Tuesday, October 31, 2006

Los Angeles Lizard People

So, as Halloween 2006 draws to a close (well, at least for those not in L.A. City, where Halloween lasts until noon on November 1st), I wanted to share with you a frightening legend that is not oft discussed in Los Angeles these days. It dates back to the 1930s (1933 & 1934, to be exact) when Los Angeles was amidst an oil boom.

In 1933, while searching for minerals in the Los Angeles area, Mr. Warren Shufelt claimed to have discovered a network of underground tunnels that created a city hundreds of feet beneath the surface. He discovered this tunnel network by using his own invention: a radio x-ray device. He then traveled to Arizona and connected with a Hopi Indian named Chief Little Green Leaf who confirmed the Hopi belief that such people, Lizard People, lived underground in various places in the southwest 5000 years ago. Shufelt, along with Rex McCreary & Ray Martin, got permission from the County (not the City) to dig a hole out to excavate the tunnels that they were convinced existed, and the treasures that were exhumed would be split 50/50 between the County and the miners. Unfortunately, after burrowing for 250 feet into Fort Moore Hill (the current construction site of Downtown's new arts high school), nothing was discovered, and the operation, abandoned. (You can read articles written in 1934 here).

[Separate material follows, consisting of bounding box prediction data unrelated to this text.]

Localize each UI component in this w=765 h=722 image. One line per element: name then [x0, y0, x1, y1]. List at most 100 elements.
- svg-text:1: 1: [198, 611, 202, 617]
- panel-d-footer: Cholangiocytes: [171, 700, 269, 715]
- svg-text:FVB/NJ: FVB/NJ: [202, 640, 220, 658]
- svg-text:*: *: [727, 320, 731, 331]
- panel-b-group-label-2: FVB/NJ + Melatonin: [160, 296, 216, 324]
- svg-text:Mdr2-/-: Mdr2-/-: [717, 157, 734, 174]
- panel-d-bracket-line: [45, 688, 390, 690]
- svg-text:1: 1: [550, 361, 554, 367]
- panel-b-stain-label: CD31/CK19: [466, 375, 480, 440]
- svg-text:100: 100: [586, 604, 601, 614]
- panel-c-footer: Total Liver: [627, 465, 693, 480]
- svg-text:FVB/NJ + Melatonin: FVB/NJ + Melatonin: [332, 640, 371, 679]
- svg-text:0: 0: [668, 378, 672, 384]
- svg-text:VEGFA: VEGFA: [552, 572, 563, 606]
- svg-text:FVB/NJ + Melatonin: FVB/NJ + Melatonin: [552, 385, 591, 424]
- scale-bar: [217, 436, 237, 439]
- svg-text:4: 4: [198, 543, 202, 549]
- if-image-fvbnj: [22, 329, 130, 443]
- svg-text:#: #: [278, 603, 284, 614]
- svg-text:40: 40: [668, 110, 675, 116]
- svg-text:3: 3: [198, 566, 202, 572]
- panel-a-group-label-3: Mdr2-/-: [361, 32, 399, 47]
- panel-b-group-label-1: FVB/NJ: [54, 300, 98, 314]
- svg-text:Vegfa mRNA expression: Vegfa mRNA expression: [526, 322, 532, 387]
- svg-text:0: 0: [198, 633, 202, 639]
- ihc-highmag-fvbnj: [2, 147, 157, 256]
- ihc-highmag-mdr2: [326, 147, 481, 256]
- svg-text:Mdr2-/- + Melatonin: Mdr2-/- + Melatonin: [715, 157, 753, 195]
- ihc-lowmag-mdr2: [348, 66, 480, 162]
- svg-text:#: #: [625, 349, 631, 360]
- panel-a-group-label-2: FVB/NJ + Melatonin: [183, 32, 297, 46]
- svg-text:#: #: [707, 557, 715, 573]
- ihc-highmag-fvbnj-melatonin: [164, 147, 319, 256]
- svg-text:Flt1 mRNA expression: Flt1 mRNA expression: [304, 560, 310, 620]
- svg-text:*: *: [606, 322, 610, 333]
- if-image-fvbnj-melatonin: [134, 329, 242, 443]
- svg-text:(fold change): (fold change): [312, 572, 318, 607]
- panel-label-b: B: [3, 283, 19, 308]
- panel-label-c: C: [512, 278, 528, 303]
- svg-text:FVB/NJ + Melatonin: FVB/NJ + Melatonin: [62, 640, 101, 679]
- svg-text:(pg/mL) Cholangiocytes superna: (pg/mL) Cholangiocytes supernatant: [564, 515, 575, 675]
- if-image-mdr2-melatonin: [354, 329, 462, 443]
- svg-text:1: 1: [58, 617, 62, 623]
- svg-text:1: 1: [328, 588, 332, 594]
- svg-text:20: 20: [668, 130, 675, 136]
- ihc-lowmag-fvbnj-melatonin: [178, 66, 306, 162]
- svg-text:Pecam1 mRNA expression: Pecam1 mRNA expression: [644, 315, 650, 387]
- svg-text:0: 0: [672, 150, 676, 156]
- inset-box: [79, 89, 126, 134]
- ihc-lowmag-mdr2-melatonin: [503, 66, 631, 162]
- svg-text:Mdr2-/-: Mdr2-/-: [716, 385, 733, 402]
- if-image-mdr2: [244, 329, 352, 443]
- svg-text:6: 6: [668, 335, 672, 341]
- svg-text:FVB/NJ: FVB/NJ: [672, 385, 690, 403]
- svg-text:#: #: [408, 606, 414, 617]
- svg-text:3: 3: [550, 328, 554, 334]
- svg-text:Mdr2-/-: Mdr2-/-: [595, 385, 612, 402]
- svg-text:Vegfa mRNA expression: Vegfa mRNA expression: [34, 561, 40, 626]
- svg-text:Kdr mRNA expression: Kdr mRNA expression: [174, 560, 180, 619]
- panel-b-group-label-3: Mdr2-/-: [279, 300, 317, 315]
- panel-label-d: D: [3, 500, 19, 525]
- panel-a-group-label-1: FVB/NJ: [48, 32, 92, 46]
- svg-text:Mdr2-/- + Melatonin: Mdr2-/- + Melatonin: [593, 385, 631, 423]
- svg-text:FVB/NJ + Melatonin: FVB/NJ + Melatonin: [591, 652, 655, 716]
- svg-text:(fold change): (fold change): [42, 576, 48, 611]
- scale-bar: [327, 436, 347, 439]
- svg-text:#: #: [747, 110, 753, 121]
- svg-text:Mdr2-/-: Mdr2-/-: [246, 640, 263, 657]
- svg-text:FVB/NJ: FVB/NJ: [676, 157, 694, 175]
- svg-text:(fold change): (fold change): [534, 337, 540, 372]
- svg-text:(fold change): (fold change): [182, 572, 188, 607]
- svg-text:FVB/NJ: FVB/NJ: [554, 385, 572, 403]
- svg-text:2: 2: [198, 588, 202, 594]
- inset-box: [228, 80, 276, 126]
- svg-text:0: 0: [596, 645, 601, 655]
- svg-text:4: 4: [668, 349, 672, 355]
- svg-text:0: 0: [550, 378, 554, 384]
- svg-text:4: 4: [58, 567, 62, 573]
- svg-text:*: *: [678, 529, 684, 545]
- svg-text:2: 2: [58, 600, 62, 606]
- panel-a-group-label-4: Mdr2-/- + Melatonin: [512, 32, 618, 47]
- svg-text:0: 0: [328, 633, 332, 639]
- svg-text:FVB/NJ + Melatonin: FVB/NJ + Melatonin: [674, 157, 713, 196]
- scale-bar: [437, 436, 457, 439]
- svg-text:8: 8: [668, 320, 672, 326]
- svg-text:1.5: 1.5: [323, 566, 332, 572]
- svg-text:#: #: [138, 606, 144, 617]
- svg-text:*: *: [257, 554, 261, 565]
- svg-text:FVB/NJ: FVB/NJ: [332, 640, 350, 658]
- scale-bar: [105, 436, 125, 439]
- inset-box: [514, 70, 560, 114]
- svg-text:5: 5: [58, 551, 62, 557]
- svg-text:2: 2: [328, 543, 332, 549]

So, here are some other facts that are rarely mentioned which lead me to believe this was all a hoax:

1. At least 3 years prior, Shufelt oversaw mining operations in Arizona. He could have easily heard about the underground tunnels legend and the lizard legends while there and used them to build interest on his device or his name.

2. With Los Angeles going through an oil craze and people mining throughout Southern California, this could have easily been a ploy to grab attention so that he could make money on a scam.

3. Still convinced his radio x-ray device worked, a few years later, Shufelt volunteered to help recover the missing, drown body of a boy in the Los Angeles area. He claimed that a lock of the grief stricken mother's hair placed in the device would lead the authorities to the body. He searched for days, with no results. This further proves his device a sham, besides that fact that modern day science cannot prove his theories.

So, believe what you will, but I think the whole thing is a scam - back in the 1930s and today for anyone who leads you to believe that the tunnels were real. OK, maybe this isn't a scary Halloween story, but the fact that people believed that Shufelt really did what he claimed in "divining" the tunnels with a radio x-ray is quite scary.

LA Times map via Reptoids.com.


Anonymous said...

Just because you don't believe in the Radio X-Ray does not mean it isn't real. I know in my heart that the Radio X-Ray is real just as I know the Lizard People hear my whispered prayers at night and grant me the strength I need.

This culture war persecuting Lizard People and Radio X-Rays must be stopped.

Anonymous said...


Anonymous said...

Hrm, do you know anything about the tunnels under UCLA? That's the only urban legend I've heard about tunnels in LA (minus the now defunct subway tunnels in parts of downtown).